Ice agrees. “This isn’t just about selling cannabis: it’s about creating opportunity and correcting injustice in communities that were hit hardest.”

Justice Isn’t Blind—It’s Selective. Just Ask Ice-T.

Ice-T’s entrance into the cannabis space isn’t rooted in novelty or nostalgia. It’s built on principle. He’s been watching the contradictions for decades. The hypocrisy. The politics. The damage.

“I mean, I don’t see why it’s not legal,” he says. “I’ve never heard about anybody dying from cannabis. They like to say it’s a gateway drug or this, that and the other. I don’t believe that.”

His logic is direct. No flourishes. No slogans. Just lived experience and the sense that some systems were never designed to protect everyone equally.

And for veterans, the issue cuts deeper. Ice doesn’t pretend to be a combat vet—“I just was in military training,” he clarifies—but he understands trauma. The kind that doesn’t wear a uniform.

“I mean, if I have PTSD, it just comes from living in South Central L.A. I’ve seen people get killed. The door slams and I duck. So I know what that is.”
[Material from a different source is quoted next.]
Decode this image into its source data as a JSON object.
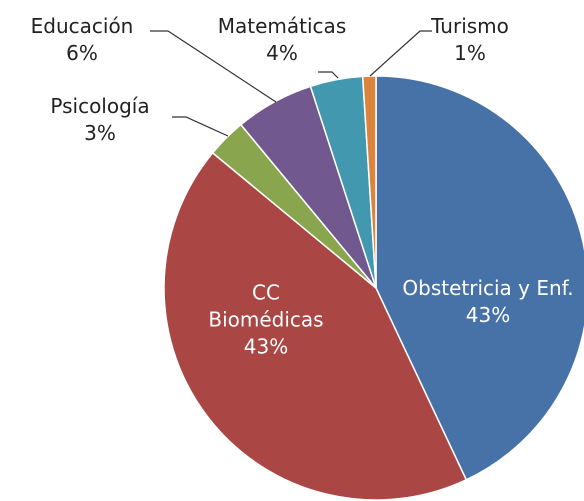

In a country flooded with prescription solutions, he sees cannabis as a better option for people trying to cope. Something that offers peace without addiction. Still, the irony doesn’t escape him: in places where weed is now legal, people are still locked up for it.

“They should be letting people go,” he says. “If you’re in jail for weed and it’s not a violent offense… Just simple weed convictions, they should be all pardoned, yesterday.”

To him, it’s not complicated. If the federal government legalized cannabis, governors and presidents could act fast. They just haven’t.

He’s not waiting around for Washington to fix things. That’s why he’s backing projects like the Last Prisoner Project and working to build real infrastructure in Jersey—jobs, internships, access.

And when it comes to law enforcement, the subject gets tense. Ice has played a cop on TV for decades. But he’s never confused the role with reality.

“No, they don’t [love me]. That’s the thing about it. Cops are humans. Some of them are cool. Some of them are not. So you never know.”

His conclusion? Simple.

“I don’t trust anybody with a gun.”

As the system catches up, Ice keeps moving forward. With his partners. With his dispensary. With his mission. Always with the same steady lens: power, justice and survival.